My Mother (1)

My mother was born into a Catholic family of landed-gentry stock. Her father was a KC – King’s Counsel – who I think specialized in suing labour unions. His wife bore a dozen kids between, roughly, 1910 and 1927. Quite a caste, of which only one is now left:

Uncle C  –  Founded a successful partnership and became a millionaire when it mean something, but went armed at times because of who he did business with (I never worked it all out); disowned one of his sons for being gay.

Aunt J  –  I last saw her alive when she was in her 80s, smoking hashish in Morocco.

Uncle N  –   Became a priest in France; interned by Nazis during war; arrested on child porn charges in 1980s or so but let off owing to supposed Resistance connections with President Mitterand; ended days in remote monastery.
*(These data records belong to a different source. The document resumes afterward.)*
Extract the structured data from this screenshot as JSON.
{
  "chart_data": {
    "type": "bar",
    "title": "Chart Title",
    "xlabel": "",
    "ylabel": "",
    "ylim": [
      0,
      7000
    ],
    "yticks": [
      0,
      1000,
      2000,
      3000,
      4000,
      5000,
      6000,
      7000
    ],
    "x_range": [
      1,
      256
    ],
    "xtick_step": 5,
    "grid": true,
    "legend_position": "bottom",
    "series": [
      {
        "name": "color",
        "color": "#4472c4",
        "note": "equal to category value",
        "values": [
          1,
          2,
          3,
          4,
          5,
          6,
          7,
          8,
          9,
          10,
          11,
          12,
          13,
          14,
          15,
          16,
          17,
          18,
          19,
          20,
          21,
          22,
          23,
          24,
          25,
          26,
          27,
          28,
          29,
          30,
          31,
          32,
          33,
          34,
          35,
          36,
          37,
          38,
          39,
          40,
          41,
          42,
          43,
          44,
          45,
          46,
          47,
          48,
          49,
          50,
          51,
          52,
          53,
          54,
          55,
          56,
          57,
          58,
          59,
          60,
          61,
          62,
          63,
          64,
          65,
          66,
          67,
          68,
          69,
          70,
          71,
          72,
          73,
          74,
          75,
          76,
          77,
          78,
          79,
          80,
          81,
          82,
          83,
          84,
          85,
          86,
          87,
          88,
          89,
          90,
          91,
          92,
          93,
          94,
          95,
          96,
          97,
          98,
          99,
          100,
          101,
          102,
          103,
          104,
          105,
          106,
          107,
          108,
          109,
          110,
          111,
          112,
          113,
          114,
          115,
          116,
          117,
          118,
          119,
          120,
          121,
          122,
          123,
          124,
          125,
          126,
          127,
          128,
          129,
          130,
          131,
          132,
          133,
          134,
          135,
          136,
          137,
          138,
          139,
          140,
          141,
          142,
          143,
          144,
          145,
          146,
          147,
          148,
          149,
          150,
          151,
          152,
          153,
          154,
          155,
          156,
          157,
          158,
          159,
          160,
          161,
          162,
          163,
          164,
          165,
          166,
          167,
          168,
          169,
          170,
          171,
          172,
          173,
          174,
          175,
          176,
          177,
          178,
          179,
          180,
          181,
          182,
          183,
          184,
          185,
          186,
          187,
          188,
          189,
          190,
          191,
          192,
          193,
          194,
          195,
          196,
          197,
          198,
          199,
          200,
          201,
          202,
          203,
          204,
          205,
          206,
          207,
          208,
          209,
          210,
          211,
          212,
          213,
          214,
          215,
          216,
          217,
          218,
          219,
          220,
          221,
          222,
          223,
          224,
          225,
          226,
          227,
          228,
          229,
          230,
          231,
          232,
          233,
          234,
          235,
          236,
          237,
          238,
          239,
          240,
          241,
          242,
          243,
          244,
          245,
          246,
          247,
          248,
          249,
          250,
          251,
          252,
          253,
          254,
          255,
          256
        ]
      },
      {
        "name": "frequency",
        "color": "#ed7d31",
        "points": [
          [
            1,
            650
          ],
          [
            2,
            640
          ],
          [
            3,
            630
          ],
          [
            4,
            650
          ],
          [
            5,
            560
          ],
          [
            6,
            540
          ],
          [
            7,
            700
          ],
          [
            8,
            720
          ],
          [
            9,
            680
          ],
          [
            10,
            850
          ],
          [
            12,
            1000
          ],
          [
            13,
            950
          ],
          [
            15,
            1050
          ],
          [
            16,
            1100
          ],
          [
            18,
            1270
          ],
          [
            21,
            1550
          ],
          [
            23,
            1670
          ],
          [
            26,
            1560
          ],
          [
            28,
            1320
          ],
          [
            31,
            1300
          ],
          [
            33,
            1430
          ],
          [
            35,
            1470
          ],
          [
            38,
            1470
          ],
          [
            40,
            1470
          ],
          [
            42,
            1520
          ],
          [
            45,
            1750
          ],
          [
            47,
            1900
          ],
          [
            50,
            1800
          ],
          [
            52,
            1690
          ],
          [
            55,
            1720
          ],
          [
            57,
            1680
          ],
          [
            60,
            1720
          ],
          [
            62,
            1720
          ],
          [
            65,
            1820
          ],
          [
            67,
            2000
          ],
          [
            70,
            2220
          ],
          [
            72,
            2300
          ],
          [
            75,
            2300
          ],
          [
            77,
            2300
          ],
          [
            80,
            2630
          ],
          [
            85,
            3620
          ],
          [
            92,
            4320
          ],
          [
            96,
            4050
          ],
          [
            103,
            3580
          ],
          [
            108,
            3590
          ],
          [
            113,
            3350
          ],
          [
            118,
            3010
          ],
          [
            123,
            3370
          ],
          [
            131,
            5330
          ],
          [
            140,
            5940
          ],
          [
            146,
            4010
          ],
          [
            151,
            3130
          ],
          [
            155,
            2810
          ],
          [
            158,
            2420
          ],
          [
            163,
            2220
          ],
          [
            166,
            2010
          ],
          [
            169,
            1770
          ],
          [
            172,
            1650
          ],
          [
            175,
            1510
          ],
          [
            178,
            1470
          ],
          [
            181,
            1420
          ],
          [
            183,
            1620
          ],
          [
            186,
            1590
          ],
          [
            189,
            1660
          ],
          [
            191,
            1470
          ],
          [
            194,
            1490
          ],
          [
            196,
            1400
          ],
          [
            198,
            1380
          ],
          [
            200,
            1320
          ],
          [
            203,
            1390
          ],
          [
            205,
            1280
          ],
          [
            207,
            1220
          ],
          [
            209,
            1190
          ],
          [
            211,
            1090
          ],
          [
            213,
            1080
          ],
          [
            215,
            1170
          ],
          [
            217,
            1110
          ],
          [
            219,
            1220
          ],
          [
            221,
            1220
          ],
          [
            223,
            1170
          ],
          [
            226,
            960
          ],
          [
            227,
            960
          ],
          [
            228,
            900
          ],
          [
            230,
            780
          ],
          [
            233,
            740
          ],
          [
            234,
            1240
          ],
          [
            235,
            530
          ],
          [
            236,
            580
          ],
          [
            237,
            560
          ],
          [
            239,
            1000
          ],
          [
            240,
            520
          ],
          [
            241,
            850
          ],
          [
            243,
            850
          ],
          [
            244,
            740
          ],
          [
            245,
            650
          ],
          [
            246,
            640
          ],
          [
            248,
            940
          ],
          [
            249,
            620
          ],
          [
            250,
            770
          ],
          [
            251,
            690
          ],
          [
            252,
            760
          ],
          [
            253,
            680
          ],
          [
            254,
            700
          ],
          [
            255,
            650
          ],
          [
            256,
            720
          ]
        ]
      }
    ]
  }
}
Uncle R   –  Air Force Wing Commander; bombed Somali villages for non-payment of tax (they dropped leaflets to warn them first); killed in raid over Germany.

Aunt O   –  Lived in Egypt, Persia, Texas and W Virginia and had different coloured eyes – forbidden in Texas, according to a driver’s licence issuing officer; amazing cook.

Aunt G   –  Lived in Australia and sent my mother ‘luxury’ (by Oz standards) food parcels for decades after WW2 rationing ended.

Uncle T   –   Became priest; housemaster at a Catholic boarding school; banished to Bolivia after having an affair (and, rumour has it, kids); spent remaining days kicking stones and sand over the pagan Nazca Lines in the Peruvian desert.

My mother

A few boring ones, plus the sole surviving member of this soap opera…

Aunt S   –  Lived in Aden and Malta; now divides time between playing croquet and screaming at nephews and nieces over the phone for not treating her with sufficient respect (eg leaving message on answering machine rather than sending a liveried messenger carrying handwritten greetings on genuine parchment); one daughter married a member of the House of Lords, the other committed suicide; wrecks every family gathering by insulting everyone loudly.

We have a moral quandary: it would be unconscionable not to invite Aunt S, the one survivor of that generation, to her late last living sibling’s funeral; it would also be complete madness to let this crazed old bat anywhere near the proceedings. What to do? I am leaning towards hiring security guards or slipping her valium.